This systematic review of interventions to improve outcomes of patients with CHF through changing care delivery processes in clinical settings is consistent with literature reporting that interventions that attempt to improve patient outcomes through impacting the organizations in which care is delivered have mixed results [2
]. In this review, the majority (72%) of interventions were not effective in significantly improving outcomes. Our analysis of these interventions through the lens of a CAS perspective again demonstrates that interventions consistent with a CAS perspective are more likely to be effective in improving outcomes. We interpret this as providing further evidence that the clinical settings are CASs. For interventions to be effective in improving patient outcomes, they must take this into account.
The difference in the individual CAS characteristics associated with intervention effectiveness for patients with type 2 diabetes and CHF brings a new perspective to the consideration of clinical settings as CASs. Specifically, we believe that when implementing interventions to improve outcomes of patients with chronic disease, not only must the characteristics of the organization be considered, but so must the characteristics of the disease and its treatment. Interventions must be appropriately matched to the level of complexity of not only the organization, but also of the disease, as disease and treatment characteristics may influence what interventions are more likely to be effective.
The interplay of differences between chronic diseases within the context of CAS clinical systems will affect which approaches are more or less likely to be effective for patients with a specific disease. The level of uncertainty inherent in diseases and their treatments may be an important contributor to these differences. To illustrate this point, Table outlines how potential differences between type 2 diabetes and CHF in terms of uncertainty may influence the CAS characteristics that were associated with intervention effectiveness for each disease. For example, the myriad combinations of lifestyle and medication approaches to managing type 2 diabetes may be more complex and nuanced than those for CHF, and the symptoms of worsening glycemic control may be more subtle and insidious than worsening volume status, leading to greater uncertainty in the management of diabetes relative to CHF [72
]. This greater uncertainty may influence the effectiveness of CAS characteristics in interventions, or the effectiveness of combinations of characteristics. Because one way that individuals can navigate uncertainty is through relationships, interconnections may be particularly important with increasing uncertainty.

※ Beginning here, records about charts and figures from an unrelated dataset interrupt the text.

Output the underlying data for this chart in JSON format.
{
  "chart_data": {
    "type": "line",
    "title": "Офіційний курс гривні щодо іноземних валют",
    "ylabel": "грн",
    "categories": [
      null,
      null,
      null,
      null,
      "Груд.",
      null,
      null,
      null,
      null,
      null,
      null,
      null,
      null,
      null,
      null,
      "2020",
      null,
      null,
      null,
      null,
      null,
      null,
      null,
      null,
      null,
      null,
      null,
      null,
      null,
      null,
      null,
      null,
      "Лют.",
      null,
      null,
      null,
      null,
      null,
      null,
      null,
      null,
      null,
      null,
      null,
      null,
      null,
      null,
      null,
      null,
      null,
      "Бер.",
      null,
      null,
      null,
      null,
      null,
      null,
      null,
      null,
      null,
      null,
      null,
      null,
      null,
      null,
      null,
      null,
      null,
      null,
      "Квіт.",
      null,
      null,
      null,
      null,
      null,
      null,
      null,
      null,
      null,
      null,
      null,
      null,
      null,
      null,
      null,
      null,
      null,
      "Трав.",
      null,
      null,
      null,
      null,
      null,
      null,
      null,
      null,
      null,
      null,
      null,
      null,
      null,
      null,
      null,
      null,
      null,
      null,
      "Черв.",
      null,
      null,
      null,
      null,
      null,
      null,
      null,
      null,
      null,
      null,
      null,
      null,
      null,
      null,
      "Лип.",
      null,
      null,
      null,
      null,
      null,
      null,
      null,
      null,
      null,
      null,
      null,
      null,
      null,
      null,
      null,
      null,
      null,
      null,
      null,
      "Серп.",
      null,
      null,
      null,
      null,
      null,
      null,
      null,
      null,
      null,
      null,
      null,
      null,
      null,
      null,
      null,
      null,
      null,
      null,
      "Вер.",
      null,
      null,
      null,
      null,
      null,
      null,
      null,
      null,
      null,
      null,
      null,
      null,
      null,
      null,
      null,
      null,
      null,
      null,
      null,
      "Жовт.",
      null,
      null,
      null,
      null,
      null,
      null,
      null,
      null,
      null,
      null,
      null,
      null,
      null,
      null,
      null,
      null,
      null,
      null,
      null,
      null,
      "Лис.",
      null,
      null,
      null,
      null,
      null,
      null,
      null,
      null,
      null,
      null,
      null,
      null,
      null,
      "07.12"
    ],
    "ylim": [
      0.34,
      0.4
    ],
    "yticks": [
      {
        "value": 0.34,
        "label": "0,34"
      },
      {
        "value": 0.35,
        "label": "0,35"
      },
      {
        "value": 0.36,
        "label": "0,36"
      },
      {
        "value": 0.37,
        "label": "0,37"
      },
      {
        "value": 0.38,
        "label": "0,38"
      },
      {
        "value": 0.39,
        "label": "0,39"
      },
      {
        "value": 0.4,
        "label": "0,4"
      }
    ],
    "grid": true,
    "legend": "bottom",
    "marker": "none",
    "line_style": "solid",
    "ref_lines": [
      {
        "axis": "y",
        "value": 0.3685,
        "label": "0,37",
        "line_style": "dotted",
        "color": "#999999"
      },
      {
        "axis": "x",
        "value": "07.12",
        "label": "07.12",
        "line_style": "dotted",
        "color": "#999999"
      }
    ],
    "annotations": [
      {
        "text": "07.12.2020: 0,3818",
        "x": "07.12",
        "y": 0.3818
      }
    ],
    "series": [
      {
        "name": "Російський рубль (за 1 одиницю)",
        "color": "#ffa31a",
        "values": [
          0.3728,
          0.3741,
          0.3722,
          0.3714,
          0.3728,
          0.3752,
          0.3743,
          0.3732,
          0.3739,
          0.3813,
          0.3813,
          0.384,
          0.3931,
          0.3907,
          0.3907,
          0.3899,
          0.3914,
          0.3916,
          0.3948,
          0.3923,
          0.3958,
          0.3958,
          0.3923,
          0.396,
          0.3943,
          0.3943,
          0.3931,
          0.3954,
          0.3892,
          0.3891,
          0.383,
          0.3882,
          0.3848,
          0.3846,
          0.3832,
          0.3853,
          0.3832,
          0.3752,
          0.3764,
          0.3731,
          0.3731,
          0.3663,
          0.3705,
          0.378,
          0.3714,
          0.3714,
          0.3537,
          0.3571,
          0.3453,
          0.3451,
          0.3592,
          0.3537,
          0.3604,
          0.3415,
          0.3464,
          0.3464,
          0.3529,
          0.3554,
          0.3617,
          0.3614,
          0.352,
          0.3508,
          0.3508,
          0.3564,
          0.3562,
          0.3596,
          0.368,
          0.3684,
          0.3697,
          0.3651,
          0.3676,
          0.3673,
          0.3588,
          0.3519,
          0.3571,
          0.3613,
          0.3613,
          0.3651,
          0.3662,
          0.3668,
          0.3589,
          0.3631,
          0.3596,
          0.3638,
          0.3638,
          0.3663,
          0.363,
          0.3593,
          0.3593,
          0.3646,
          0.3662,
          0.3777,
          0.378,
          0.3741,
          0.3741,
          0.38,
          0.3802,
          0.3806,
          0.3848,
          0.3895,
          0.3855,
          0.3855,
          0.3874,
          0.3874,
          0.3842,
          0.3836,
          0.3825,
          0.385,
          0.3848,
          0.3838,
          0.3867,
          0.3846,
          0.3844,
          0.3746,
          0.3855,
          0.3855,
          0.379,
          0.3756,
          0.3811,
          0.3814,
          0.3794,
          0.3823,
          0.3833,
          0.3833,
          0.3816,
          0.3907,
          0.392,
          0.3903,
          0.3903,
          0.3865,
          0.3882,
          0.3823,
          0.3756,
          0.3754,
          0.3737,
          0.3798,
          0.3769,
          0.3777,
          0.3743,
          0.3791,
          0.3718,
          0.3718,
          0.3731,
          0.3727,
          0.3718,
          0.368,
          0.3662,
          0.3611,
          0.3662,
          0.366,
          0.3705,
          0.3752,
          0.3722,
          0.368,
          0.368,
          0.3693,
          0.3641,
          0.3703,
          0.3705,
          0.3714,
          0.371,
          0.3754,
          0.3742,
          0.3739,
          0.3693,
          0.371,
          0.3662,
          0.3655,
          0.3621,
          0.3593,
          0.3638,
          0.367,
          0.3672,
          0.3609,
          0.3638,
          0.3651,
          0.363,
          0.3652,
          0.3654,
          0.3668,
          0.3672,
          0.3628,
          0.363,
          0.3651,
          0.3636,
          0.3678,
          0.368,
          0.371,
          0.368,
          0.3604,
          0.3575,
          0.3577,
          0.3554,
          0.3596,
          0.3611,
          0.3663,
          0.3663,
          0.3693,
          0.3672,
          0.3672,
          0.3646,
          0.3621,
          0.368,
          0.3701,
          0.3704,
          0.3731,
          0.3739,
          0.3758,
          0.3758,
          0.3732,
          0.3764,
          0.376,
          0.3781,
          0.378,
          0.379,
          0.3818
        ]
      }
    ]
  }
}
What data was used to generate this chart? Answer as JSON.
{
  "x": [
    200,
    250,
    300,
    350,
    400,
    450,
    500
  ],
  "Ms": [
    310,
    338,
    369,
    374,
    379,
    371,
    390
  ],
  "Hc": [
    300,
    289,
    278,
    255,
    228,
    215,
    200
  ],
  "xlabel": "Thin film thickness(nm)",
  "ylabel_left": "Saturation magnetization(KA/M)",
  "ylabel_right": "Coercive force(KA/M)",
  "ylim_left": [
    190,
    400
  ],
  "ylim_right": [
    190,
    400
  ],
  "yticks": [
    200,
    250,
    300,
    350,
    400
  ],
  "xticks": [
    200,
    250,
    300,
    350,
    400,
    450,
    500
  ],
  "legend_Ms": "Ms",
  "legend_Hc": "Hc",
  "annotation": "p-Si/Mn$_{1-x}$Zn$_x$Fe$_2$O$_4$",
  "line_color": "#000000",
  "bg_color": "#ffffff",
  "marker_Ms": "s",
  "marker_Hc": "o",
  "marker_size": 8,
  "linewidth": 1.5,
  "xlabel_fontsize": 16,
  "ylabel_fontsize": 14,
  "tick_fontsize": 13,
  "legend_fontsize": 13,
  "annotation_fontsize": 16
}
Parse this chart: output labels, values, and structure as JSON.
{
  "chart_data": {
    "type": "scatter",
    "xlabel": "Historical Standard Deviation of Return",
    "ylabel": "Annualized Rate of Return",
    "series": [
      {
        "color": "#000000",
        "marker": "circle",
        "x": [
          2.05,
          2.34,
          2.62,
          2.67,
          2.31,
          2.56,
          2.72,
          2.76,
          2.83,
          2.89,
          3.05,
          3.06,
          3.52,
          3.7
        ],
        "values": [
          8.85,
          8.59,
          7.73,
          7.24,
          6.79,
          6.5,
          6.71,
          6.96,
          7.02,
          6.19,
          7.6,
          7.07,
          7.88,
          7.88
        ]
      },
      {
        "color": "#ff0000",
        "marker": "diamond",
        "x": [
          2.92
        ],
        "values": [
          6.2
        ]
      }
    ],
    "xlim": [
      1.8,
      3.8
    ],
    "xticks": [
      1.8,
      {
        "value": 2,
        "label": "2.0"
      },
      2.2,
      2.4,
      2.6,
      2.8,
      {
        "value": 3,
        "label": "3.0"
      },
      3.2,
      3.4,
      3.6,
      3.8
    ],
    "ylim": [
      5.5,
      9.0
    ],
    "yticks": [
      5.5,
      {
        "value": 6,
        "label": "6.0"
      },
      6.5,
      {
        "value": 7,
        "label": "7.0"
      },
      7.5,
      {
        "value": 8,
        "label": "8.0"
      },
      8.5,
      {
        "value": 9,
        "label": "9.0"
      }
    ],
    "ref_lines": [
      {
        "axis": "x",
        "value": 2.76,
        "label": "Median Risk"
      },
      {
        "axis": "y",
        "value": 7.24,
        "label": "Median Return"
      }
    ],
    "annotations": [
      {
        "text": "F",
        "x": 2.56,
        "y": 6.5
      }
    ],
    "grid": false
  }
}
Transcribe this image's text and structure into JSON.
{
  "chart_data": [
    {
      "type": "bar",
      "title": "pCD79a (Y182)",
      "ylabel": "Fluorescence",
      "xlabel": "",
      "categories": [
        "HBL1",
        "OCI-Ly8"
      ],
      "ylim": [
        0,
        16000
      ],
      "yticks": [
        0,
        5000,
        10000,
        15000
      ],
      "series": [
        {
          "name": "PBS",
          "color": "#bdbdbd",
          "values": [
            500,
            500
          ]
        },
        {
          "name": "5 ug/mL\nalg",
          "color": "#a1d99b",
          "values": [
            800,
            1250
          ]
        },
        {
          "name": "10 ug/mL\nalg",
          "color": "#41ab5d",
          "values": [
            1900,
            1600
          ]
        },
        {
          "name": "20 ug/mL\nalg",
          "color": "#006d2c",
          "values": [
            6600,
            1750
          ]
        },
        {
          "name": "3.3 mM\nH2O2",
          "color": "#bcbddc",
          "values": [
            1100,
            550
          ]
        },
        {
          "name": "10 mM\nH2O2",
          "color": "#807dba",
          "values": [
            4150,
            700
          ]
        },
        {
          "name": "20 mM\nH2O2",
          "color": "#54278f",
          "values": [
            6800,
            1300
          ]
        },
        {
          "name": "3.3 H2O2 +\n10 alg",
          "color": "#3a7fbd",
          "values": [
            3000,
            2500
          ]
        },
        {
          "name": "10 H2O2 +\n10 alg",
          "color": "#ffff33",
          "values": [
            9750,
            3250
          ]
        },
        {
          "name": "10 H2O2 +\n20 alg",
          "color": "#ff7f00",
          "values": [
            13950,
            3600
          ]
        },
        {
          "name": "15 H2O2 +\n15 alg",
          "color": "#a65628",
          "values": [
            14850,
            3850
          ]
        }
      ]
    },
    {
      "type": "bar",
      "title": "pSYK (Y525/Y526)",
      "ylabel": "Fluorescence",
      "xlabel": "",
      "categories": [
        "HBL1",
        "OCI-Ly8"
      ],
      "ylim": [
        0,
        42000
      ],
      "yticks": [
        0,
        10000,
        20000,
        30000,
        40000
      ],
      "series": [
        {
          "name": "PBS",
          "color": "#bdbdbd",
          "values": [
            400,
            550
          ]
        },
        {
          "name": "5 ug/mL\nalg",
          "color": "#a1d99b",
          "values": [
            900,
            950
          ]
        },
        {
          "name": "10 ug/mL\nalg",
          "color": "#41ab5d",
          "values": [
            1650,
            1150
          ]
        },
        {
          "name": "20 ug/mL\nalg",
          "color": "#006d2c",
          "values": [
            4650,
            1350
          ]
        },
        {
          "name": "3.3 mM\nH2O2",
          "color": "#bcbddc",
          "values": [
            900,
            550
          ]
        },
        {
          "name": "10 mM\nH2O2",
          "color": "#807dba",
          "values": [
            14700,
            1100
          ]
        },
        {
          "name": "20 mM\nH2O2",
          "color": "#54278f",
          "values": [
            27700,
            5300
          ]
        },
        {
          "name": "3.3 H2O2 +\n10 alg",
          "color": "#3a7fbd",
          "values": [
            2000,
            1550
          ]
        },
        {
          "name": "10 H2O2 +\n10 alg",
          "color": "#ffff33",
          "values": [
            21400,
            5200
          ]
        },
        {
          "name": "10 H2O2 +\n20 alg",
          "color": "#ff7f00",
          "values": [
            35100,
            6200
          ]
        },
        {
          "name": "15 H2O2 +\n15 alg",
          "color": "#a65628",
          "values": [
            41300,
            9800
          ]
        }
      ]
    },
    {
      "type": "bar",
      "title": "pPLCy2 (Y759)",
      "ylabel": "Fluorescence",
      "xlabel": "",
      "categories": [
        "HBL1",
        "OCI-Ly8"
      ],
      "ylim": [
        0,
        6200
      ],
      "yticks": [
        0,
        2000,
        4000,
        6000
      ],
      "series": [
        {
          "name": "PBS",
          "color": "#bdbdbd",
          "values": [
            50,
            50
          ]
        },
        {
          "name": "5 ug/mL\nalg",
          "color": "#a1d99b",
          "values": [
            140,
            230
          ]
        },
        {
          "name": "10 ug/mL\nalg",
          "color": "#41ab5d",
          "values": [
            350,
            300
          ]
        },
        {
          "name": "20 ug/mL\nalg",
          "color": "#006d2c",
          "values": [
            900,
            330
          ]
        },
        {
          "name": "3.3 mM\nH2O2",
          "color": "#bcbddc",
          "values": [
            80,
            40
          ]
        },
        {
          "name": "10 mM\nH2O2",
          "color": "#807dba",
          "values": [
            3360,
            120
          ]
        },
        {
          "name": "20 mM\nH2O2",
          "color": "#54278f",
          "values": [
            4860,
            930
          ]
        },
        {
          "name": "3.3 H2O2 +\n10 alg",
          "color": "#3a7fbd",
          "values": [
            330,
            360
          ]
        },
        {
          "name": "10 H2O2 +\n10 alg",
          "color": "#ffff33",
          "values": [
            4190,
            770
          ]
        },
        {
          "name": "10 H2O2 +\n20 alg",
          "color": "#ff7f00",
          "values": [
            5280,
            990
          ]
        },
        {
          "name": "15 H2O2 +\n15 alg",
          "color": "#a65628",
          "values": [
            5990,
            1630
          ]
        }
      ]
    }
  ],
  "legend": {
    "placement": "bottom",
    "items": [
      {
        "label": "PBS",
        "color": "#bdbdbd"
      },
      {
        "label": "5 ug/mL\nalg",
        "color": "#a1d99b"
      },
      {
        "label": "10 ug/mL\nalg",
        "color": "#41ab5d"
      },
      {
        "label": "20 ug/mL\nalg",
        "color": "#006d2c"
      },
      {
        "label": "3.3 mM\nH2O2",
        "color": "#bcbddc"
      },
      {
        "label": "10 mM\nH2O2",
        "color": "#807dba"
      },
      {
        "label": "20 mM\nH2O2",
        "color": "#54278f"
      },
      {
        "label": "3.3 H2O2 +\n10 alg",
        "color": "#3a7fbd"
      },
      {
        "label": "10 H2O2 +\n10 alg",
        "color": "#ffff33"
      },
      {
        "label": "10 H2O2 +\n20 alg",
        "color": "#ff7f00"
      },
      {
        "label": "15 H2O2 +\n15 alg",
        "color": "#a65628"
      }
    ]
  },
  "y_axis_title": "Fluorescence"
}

Potential differences between type 2 diabetes and CHF with regards to uncertainty, and how they might influence CAS characteristic effectiveness
However, for both CHF and type 2 diabetes, patients have a chronic disease that is changing over time, and the recognition of the dynamic nature of the evolution of disease in interventions is important. Also in both cases, the fact that the clinical settings in which patients receive care are CASs is an important contextual consideration, as no two are exactly alike.
The implication of these findings for implementation research whose goal is to change organizations to improve care of patients with chronic disease is that we must shift our focus in intervention design. While considerations such as cost, ease of implementation, and level of disruption to the clinical setting are important, the levels of complexity of the organization and the disease are even more important. Intervention design for chronic disease requires a greater level of nuance, individualization, flexibility, and assessment over time. Specific implications of this insight include the need to pay attention to or explicitly change the relationships between individuals as a strategy to improve outcomes, the importance of allowing 'local' input or control into the intervention design, and the need to provide feedback regarding the impact of the intervention and the possibility to change the intervention based on this feedback.
This study has several limitations. The first is the relatively small number of studies of organizational interventions. However, despite these small numbers, the associations found are significant ones. A more overarching limitation is the difficulty in applying the lens of a CASs perspective to traditional intervention design, with specific regard to assigning scores regarding CAS characteristics retrospectively. Our method of independent review of interventions and results using groups of separate reviewers was intended to offset this methodological limitation, and our kappa scores suggest that reviewers did have a consistent ability to make these retrospective assessments.
Other limitations include the possibility of publication bias, which may have led either to negative studies not being published, or to the interventions being described in less detail, making assessment of CAS characteristics more difficult. Negative studies are well represented in the distribution of outcomes in the included studies, and the inter-rater consistency suggests that sufficient information was available to make an assessment. All raters are from the same institution, and the possibility of bias in terms of the CAS characteristics on which we focused is possible, but made less likely by our use of characteristics consistently recognized as key in the CAS literature.
Finally, this analysis is limited to studies of patients with type 2 diabetes and CHF. The applicability of our findings to other chronic diseases, or to acute disease processes, has yet to be demonstrated. However, we believe that the strength of our results across a combined 76 examples of interventions (46 CHF and 32 diabetes) for two distinct chronic diseases is at least suggestive of the range of application of the CAS framework in clinical settings.